Loin de Paris
Nous parlons du sommeil, de
l'insomnie, de la difficulté de vivre seul. - "Quand vous êtes déprimée,
qu'est-ce que vous faites? Vous prenez un larmaton, vous buvez, vous fumez de
l'herbe?" La jeune femme aux cheveux courts me répond avec une douce franchise,
sans baisser ses yeux clairs: - "Non, je ne fume presque plus, ni joints ni
cigarettes, et seule je ne bois pas. Mais s'il arrive que l'angoisse me prenne
à la gorge, qu'elle me paralyse, je prends un volatyl. Ça n'a aucun intérêt, de
souffrir." Je fais une grimace
sceptique: il y a peut-être des cas où souffrir est le prix à payer pour un
progrès. (Larmaton et volatyl sont des noms fictifs d'anxiolytiques et
d'anti-dépresseurs, que j'emprunte au livre de Clément Rosset, Route de
nuit, épisodes cliniques, Gallimard 1999).
Nous
sommes dans un café confortable en face de la gare de Genève-Cornavin. Elle dit
aussi qu'elle a envie d'accepter la proposition qu'on lui a faite, d'enseigner
à la prison de Genève. Je l'y encourage. - "Vous verrez, les portes, les
clefs, les murs, voir des hommes qui vous regardent arriver puis repartir
libre, c'est réel. Presque trop réel même." Elle: -"C'est vrai, j'ai
besoin de choses réelles, de réel." Ensuite nous descendons vers le lac,
vers le Rhône, ses eaux vertes et puissantes. Elle me tient compagnie en
attendant l'heure de la conférence. Sur
la base de lectures partagées, nous avons de quoi parler. La conversation est intime, sans gêne, mue
par une sorte de paisible et prudente curiosité mutuelle.
Après
la conférence, les étudiants sortent lentement de la salle, en jetant vers moi
des regards de côté.

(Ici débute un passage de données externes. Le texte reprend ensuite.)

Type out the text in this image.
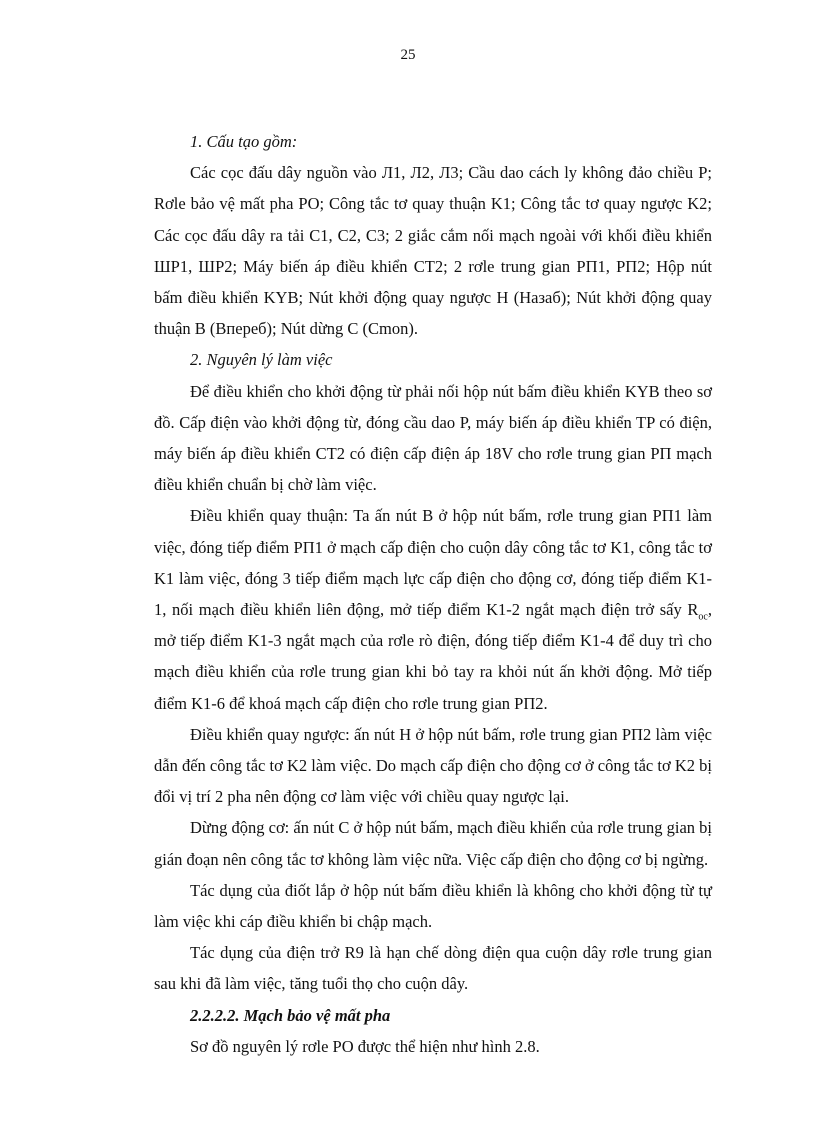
25

1. Cấu tạo gồm:

Các cọc đấu dây nguồn vào Л1, Л2, Л3; Cầu dao cách ly không đảo chiều P; Rơle bảo vệ mất pha PO; Công tắc tơ quay thuận K1; Công tắc tơ quay ngược K2; Các cọc đấu dây ra tải C1, C2, C3; 2 giắc cắm nối mạch ngoài với khối điều khiển ШР1, ШР2; Máy biến áp điều khiển CT2; 2 rơle trung gian PП1, PП2; Hộp nút bấm điều khiển KYB; Nút khởi động quay ngược H (Haзaб); Nút khởi động quay thuận B (Bпepeб); Nút dừng C (Cmon).

2. Nguyên lý làm việc

Để điều khiển cho khởi động từ phải nối hộp nút bấm điều khiển KYB theo sơ đồ. Cấp điện vào khởi động từ, đóng cầu dao P, máy biến áp điều khiển TP có điện, máy biến áp điều khiển CT2 có điện cấp điện áp 18V cho rơle trung gian PП mạch điều khiển chuẩn bị chờ làm việc.

Điều khiển quay thuận: Ta ấn nút B ở hộp nút bấm, rơle trung gian PП1 làm việc, đóng tiếp điểm PП1 ở mạch cấp điện cho cuộn dây công tắc tơ K1, công tắc tơ K1 làm việc, đóng 3 tiếp điểm mạch lực cấp điện cho động cơ, đóng tiếp điểm K1-1, nối mạch điều khiển liên động, mở tiếp điểm K1-2 ngắt mạch điện trở sấy $R_{oc}$, mở tiếp điểm K1-3 ngắt mạch của rơle rò điện, đóng tiếp điểm K1-4 để duy trì cho mạch điều khiển của rơle trung gian khi bỏ tay ra khỏi nút ấn khởi động. Mở tiếp điểm K1-6 để khoá mạch cấp điện cho rơle trung gian PП2.

Điều khiển quay ngược: ấn nút H ở hộp nút bấm, rơle trung gian PП2 làm việc dẫn đến công tắc tơ K2 làm việc. Do mạch cấp điện cho động cơ ở công tắc tơ K2 bị đổi vị trí 2 pha nên động cơ làm việc với chiều quay ngược lại.

Dừng động cơ: ấn nút C ở hộp nút bấm, mạch điều khiển của rơle trung gian bị gián đoạn nên công tắc tơ không làm việc nữa. Việc cấp điện cho động cơ bị ngừng.

Tác dụng của điốt lắp ở hộp nút bấm điều khiển là không cho khởi động từ tự làm việc khi cáp điều khiển bi chập mạch.

Tác dụng của điện trở R9 là hạn chế dòng điện qua cuộn dây rơle trung gian sau khi đã làm việc, tăng tuổi thọ cho cuộn dây.

2.2.2.2. Mạch bảo vệ mất pha

Sơ đồ nguyên lý rơle PO được thể hiện như hình 2.8.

Une étudiante plus hardie, à l'accent sud-américain,
m'aborde, s'assied au coin de la grande table, dit ce qu'elle n'avait pas osé demander
au moment officiel des questions: si l'on peut comparer la façon dont Kafka
donne à des animaux (chien, singe, souris, insecte, rongeur) parole et surtout
pensée, et le renversement analogue qu'opère Cortazár dans certains de ses contes
(l'axolotl)? D'autres étudiants s'approchent, avec une curiosité animale et amicale,
pour attraper une miette, capter un regard, pour être vus et entendus. Dans le
couloir presque vide, on piétine à regret, on lance quelques dernières phrases
que menace déjà l'obscurité de la nuit, de l'amère séparation.
Le
lendemain matin, de la chambre d'hôtel luxueuse et d'autant plus solitaire, je
regarde les lumières de la ville, de la gare, surtout les lumières rouges: feux
arrière des voitures et des autobus, signaux aux carrefours, enseignes. Un
rouge amical, encourageant. Peu à peu le jour se lève sur la ville active et
ordonnée, laissant apparaître la montagne couverte de neige qui la domine.
Dans
le train, ce sont les aspects de la neige qui captent mon regard. Un voyage,
c'est aussi un voyage dans les pensées et les sensations que le mouvement
disperse, comme le vent fait voler les papiers de part et d'autre de la voie. Les
champs sont saupoudrés d'une pellicule qui ne cache rien, renforce seulement
les contrastes, mettant en valeur le brun de la terre ou des arbres nus, un
reste de vert végétal. Un cheval, la tête penchée et comme attentive, broute un
rond d'herbe que la chaleur de ses naseaux a dégagé. La terre se vallonne au
passage, dans un mouvement merveilleux, interrompu, suspendu, trop lent pour
qu'on le surprenne. Sur un coteau, des ceps de vignes nus sous la neige
méditent leur vin (le "fendant"). A un arrêt du train, chaque flocon laisse
voir qu'il met du temps à tomber, change plusieurs fois de direction, avant de
finalement se poser. D'autres, pris dans un courant d'air, avancent
horizontalement, comme des planeurs, leur pesanteur annulée ou allégée. A
l'arrière-plan des roches pointent vers
le ciel, comme les dents de la terre.